Стены приемной украшены пестрыми японскими веерами, гравюрами и картинами в красках нагих европеянок и японок. В углах стоят пестрые ширмы, вдоль стен — черные лакированные комоды с миниатюрными ящичками, этажерки и маленькие «таберо», уставленные игрушечными чайными приборами. От электрических лампионов под потолком, окруженных красными абажурами, льется мягкий, приятный свет, оттеняющий предметы и лица людей теплыми розовыми тенями. Две большие зеленые терракотовые вазы-хибачи с широкими отверстиями, наполненные тлеющими деревянными углями, пышут одуряющим угарным теплом…

После обеда, впервые за все свое двухнедельное пребывание в «доме», Синово вышла в приемную. Подруги окружили девушку и шепотом стали посвящать ее в детали своей профессии… Синово слушает молча, безучастно глядя на окружающих большими, удивленными глазами. В раскрытые двери виднеется клочок темного свинцового неба и девушка исходит тоской, вспоминая свою милую родину, прекрасную Нагойю.

Ненастный, холодный день гонит мужчин в тепло, к любви… Они входят в мокрых, пропахших сыростью пальто и пледах и скучные, бесстрастные, садятся на шелковых подушках вдоль стен, попыхивая папиросами. Девушки лениво заигрывают с ними, грея руки над тлеющими угольями, обмениваются вежливыми, церемонными фразами о погоде, о последних новостях с родины. С улицы доносятся одинокие, гулко чмокающие шаги прохожих и ритмическое постукиванье гетт по деревянным мосткам. Греясь над хибачем, мужчины вкрадчиво приглядываются к женщинам, зябкие и невеселые, холодно-расчетливые, как скупые крестьяне на конской ярмарке… Посидев некоторое время на корточках пред огнем, они прямо направляются к избранной девушке и, мягко шлепая в носках по циновкам, не спеша плетутся в каморку…

Вскоре Синово пригласил молодой японский офицерик в новенькой нарядной форме, блестящей золотыми галунами и медными пуговками, красивый и застенчивый, слегка бледный от волнения.

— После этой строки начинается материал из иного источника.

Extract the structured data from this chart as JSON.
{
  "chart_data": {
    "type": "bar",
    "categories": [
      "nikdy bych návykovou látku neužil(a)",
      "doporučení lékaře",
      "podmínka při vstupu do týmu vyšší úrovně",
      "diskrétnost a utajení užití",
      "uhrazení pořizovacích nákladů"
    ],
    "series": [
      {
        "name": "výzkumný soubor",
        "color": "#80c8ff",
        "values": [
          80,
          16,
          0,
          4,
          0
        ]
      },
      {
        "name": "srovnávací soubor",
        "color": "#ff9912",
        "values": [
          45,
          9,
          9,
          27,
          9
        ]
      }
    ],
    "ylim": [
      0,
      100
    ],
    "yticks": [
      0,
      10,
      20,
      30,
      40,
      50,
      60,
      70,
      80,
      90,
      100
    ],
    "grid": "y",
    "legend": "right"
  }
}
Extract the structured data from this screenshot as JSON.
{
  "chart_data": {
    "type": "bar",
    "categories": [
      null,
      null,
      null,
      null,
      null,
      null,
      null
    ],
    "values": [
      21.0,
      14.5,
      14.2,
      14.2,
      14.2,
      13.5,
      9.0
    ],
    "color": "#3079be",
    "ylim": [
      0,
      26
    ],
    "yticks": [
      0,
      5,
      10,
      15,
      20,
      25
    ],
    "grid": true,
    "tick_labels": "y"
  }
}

Синово благодарно улыбнулась ему влажными глазами и, в замешательстве, стала оправлять на себе кимоно вздрагивающими руками. Медленно приподнявшись, она пошла вперед, мелькая короткими белыми носками, угловато-упругая и радостно взволнованная, чувствуя красивого молодого офицера за спиною. По пути, в коридоре, у дверей ее клетушки, хозяйка окликнула ее. Через короткое время к офицеру вышла старая экономка и предложила ему взять другую девушку. Молодой человек пробормотал что-то заплетающимся языком и, сконфуженный, вышел в приемную, не зная, куда деваться от любопытных взглядов женщин и гостей…

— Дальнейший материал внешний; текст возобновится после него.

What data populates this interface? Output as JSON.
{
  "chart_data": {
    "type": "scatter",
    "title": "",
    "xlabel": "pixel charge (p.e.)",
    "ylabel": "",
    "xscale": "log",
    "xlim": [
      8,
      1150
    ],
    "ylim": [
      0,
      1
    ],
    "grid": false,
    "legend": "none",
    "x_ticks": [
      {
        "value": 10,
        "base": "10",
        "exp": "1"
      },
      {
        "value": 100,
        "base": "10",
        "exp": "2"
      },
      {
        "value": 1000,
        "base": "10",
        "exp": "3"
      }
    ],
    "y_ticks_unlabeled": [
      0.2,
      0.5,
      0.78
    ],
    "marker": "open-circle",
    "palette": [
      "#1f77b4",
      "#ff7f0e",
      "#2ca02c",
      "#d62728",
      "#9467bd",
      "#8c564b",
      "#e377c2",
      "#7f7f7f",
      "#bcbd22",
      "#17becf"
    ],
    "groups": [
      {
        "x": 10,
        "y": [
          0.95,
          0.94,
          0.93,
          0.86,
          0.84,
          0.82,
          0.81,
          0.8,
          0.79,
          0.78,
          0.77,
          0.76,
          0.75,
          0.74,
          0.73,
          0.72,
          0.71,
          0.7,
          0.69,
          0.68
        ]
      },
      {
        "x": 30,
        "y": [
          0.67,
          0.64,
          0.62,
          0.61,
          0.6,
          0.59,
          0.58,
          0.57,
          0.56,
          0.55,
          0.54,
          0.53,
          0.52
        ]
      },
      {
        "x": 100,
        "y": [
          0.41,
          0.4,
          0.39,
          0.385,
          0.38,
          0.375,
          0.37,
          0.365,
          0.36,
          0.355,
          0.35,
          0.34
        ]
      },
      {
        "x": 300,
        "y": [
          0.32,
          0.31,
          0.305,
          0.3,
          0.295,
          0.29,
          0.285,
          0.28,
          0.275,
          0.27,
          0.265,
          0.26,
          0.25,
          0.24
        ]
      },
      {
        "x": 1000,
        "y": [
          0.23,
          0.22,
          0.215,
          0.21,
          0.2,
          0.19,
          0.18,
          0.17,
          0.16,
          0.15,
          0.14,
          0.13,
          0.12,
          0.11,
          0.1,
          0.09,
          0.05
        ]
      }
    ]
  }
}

К вечеру Синово поместили в одну из задних комнат, обставленных наполовину по-европейски, где жила хозяйка. Там за нею всячески ухаживали, поили ее теплой саки и сладкими заграничными ликерами. Позже, когда девушка согрелась и стала напевать, аккомпанируя себе на кото, к ней впустили шестидесятилетнего старика-грека, местного богача, для которого специально выписывали красивых молодых девушек из Японии…

В китайском порту

Почти в центре города вьется тесными проходами и змеевидными переулками узкая улица, тянущаяся на протяжении версты вдоль Су-Чжоусского канала. Днем улицы эти с прилегающими к ним переулочками мало чем отличаются от соседних кварталов. Гортанно напевая свои товары, одиноко бродят уличные продавцы, позванивают инструментами цирюльники, неумолчно стонут, перетаскивая тяжести, кули. В черных, светящихся белым огнем горна кузницах беспрерывно лязгает железо, дробно заливаются молотки гробовщиков, изредка хрипло прокричит рикша, лавируя в узком проходе меж нависшими глинобитными стенами.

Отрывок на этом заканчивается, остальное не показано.